As the results have shown, irradiation of mice with 2 Gy gamma rays (as a topical dose in radiotherapy or radiation disasters) caused the potent damage to the testis. The most obvious damage was observed in the epididymis. Furthermore, basal lamina and leydig cells were damaged severely, while Johnsen score was reduced potently. Other parameters were mildly affected. Selenium treatment could protect mice testis from radiation toxicity on all parameters except edema. For some parameters such as spermatogenic arrest and atrophy of seminiferous tubules, selenium could inhibit radiation toxicity completely. These parameters for radiation plus selenium treatment were similar to the control group. These results may indicate that selenium is a potent antioxidant that is able to neutralize most free radicals produced by ionizing radiation; however, it could not prevent inflammation. In recent years, some studies have shown that selenium has ability to potently mitigate radiation toxicity in various organs such as hematopoietic and gastrointestinal system as well as kidney [ 19 , 20 ]. Since reduction/oxidation reactions are involved in radiation-induced oxidative injury, it seems that selenium via modulation of GPx enzyme attenuates both early and late effects of ionizing radiation [ 21 ].

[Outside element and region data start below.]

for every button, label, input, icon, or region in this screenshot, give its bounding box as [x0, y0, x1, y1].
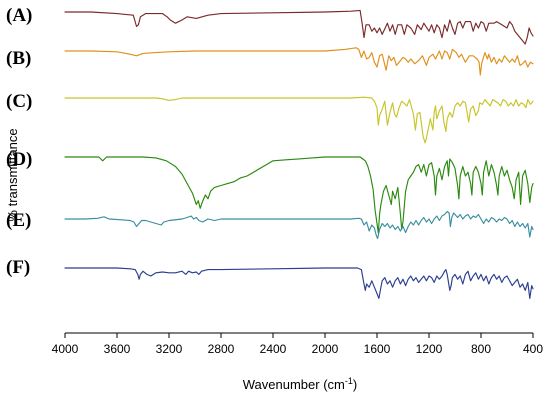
- x-tick-label-1200: 1200: [416, 342, 443, 356]
- series-label-a: (A): [6, 5, 32, 26]
- x-axis-title: Wavenumber (cm-1): [243, 376, 357, 392]
- x-tick-label-400: 400: [523, 342, 543, 356]
- x-axis-ticks: 4000 3600 3200 2800 2400 2000 1600 1200 800 400: [52, 333, 543, 356]
- x-axis-title-end: ): [353, 377, 357, 392]
- x-tick-label-3600: 3600: [104, 342, 131, 356]
- x-tick-label-3200: 3200: [156, 342, 183, 356]
- series-label-c: (C): [6, 91, 32, 112]
- spectrum-line-a: [64, 9, 534, 45]
- series-label-b: (B): [6, 48, 31, 69]
- x-tick-label-4000: 4000: [52, 342, 79, 356]
- x-tick-label-2400: 2400: [260, 342, 287, 356]
- spectrum-line-d: [64, 156, 534, 234]
- x-tick-label-2000: 2000: [312, 342, 339, 356]
- series-label-f: (F): [6, 257, 30, 278]
- spectrum-line-e: [64, 210, 534, 240]
- y-axis-title: % transmittance: [5, 128, 20, 221]
- x-axis-title-superscript: -1: [345, 376, 353, 386]
- x-tick-label-1600: 1600: [364, 342, 391, 356]
- spectrum-line-f: [64, 267, 534, 299]
- spectra-traces: [64, 9, 534, 299]
- series-label-d: (D): [6, 149, 32, 170]
- series-label-e: (E): [6, 210, 31, 231]
- spectrum-line-b: [64, 47, 534, 76]
- spectrum-line-c: [64, 96, 534, 144]
- x-tick-label-800: 800: [471, 342, 491, 356]
- series-labels: (A) (B) (C) (D) (E) (F): [6, 5, 32, 278]
- x-axis-title-main: Wavenumber (cm: [243, 377, 345, 392]
- x-tick-label-2800: 2800: [208, 342, 235, 356]
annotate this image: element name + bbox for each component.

In contrast to selenium, zinc has shown that it is not an appropriate radioprotector for spermatogenesis protection against radiation. Zinc treatment in a common dose (based on previous studies) led to toxicity in mice testis. This toxicity was significant for epididymis leading to decreased sperm density and epididymis vacuolation. Furthermore, Johnsen scoring was reduced while seminiferous tubules were affected. The severity of these parameters after zinc treatment was intermediate between the control and radiation groups. Moreover, when zinc was administered before irradiation, the severity of damage to seminiferous tubules was potentiated. However, for some other parameters such as decreased numbers of spermatogonia and sperm, as well as basal lamina, zinc could attenuate radiation toxicity mildly. Similar to selenium, zinc has ability to stimulate antioxidant enzymes. The main mediator of antioxidant effect of zinc is Cu/Zn-SOD. However, studies have shown that it attenuates radiation injury via increased activity of other antioxidant enzymes such as reduced glutathione (GSH) and glutathione reductase (GR) [ 22 ], further studies are needed for confirmation and better understanding of our results.

Conclusion

Results of this study has shown that treatment with selenium before irradiation can protect spermatogenesis system potently. Results also indicated that the protective effect of selenium in the administered dose was without any cytotoxicity. Results for zinc is very different in comparison with selenium. Zinc treatment was associated with cytotoxicity in epididymis. In addition, when administered before irradiation, it potentiates seminiferous tubule damage. The radioprotective effect of zinc was lower than selenium, some parameters and not most of them. Results of this study showed that selenium has ability to reverse decreased number of spermatogonia and sperms completely.